Tuesday, June 1, 2010

Samuel Amadon
 

To Samuel Amadon

Be honest Sam, how bares your bow to storm
when hinge has formed & firs are cloying hest?
The bold tock-hobby to the fight informs
both novel heathers & an uddered chest.
Here's the cold shock: with bottles & bread crumbs
thrust to the bends, you teem to hike for less
than stows; you hook about for spittle numbs,
kept stout by spittle tokes till dours ingrow.
The figs beat in the sky, the brookman shuns
you, scuttle boy.

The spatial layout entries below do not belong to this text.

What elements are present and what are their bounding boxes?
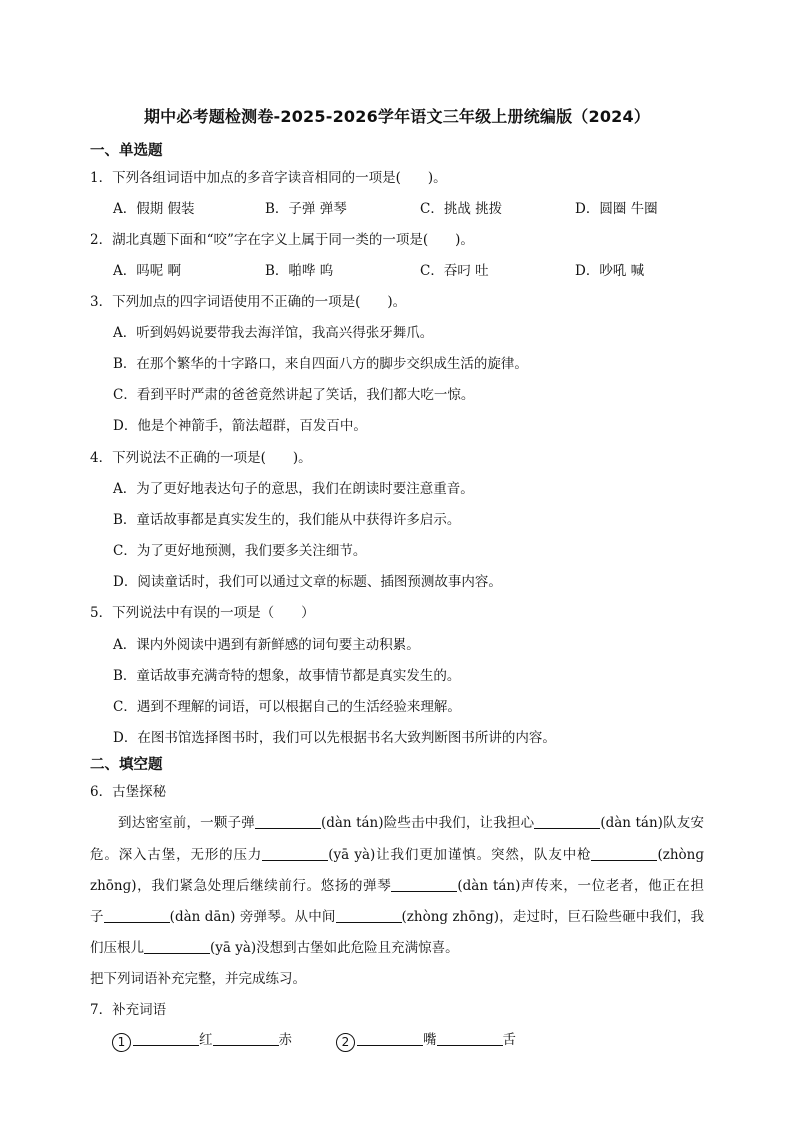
answer-blank[interactable] xyxy=(591,846,657,861)
q3-option-a[interactable]: A．听到妈妈说要带我去海洋馆，我高兴得张牙舞爪。 xyxy=(113,325,434,341)
q4-option-d[interactable]: D．阅读童话时，我们可以通过文章的标题、插图预测故事内容。 xyxy=(113,574,502,590)
question-6-heading: 6．古堡探秘 xyxy=(90,784,167,800)
q6-text: (dàn tán)队友安 xyxy=(600,815,704,831)
q6-text: (dàn tán)声传来，一位老者，他正在担 xyxy=(457,878,704,894)
q6-text: 们压根儿 xyxy=(90,940,144,956)
answer-blank[interactable] xyxy=(133,1031,199,1046)
q7-item-1 xyxy=(112,1028,292,1052)
answer-blank[interactable] xyxy=(336,908,402,923)
question-5-stem: 5．下列说法中有误的一项是（ ） xyxy=(90,605,315,621)
q6-text: (zhòng zhōng)，走过时，巨石险些砸中我们，我 xyxy=(401,909,705,925)
q7-char: 舌 xyxy=(502,1032,516,1048)
q6-text: 危。深入古堡，无形的压力 xyxy=(90,847,263,863)
answer-blank[interactable] xyxy=(255,814,321,829)
page-title: 期中必考题检测卷-2025-2026学年语文三年级上册统编版（2024） xyxy=(143,107,651,126)
answer-blank[interactable] xyxy=(357,1031,423,1046)
q1-option-a[interactable]: A．假期 假装 xyxy=(113,201,195,217)
answer-blank[interactable] xyxy=(534,814,600,829)
section-single-choice: 一、单选题 xyxy=(90,143,163,159)
question-2-stem: 2．湖北真题下面和“咬”字在字义上属于同一类的一项是( )。 xyxy=(90,232,474,248)
q7-char: 红 xyxy=(199,1032,213,1048)
q4-option-a[interactable]: A．为了更好地表达句子的意思，我们在朗读时要注意重音。 xyxy=(113,481,474,497)
q2-option-c[interactable]: C．吞叼 吐 xyxy=(420,263,489,279)
q6-passage-line-1 xyxy=(90,811,704,831)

Fresh come, he's best to know
how sprockets sop & claw where lazes glow.
He books at the few embers thrust hay-bound;
he pots with fissures, lets hoods lorry blue,
hands back the pliant still, then skies it through.

-previously published at Typo Mag
 

High Blood

I' ll tell you that butcher better press
his robes if he wants me to eat more
Agneses with or without onion salt
they do me a number even after five
flatbreads I first boil in butter for safe
passage past the inner sores I'm scoring
up again with help from the Doc's
sharp port that damn Doc sure keeps
my heart leering liquor fast to ensure
his parlor visits where he wrist-holds
my darling hound who I'd call smitten
as the mutt helps belt chest to couch
& it's him I could give a thrash about
& will once that butcher chops me out.
 

Molars On A Tinfoil Carpet


Angels don't descend on business these days
& even if they did I've no hope you'd look one
back since this age a wife don't consider eating
herself foot to head so proper or safe as we've
long made this o-snake three tales too overfed.
But soon we'll find a yellow labyrinth that lines
double straight where a chance gear may hunger.
Again today your smoke tastes like apple coat. I
fear poison & calmly employ the office boy with
papers to be delivered as means of a knife
not by my choice but as second answer after
the cake shop alerted my boy that their last nail
was sold. Stay me now what else to hold when
doubtful's the likelihood come to salt.


Prescriptions & Eyeballs

Would anyone expect me not to entertain a set
of expected guests? Should I've stayed shut in
my bed-hole as the hours traded their number?
No I drank the scotch & ate the bread & swapped
shop with the middle-watch over a rolled dollar.
We shot through three decks of miserable cards
as Omaha poker always ends up deteriorating to
a burning contest that I lost by holding matches
against the bearers of oil lamps & as the ashes
fell all over I knew debris would worry my feet
when the morning came but then again the day
had come by then & my worries were as worn
through as old lungs ever allow them to become
& so goodnight & I set my head & counted one.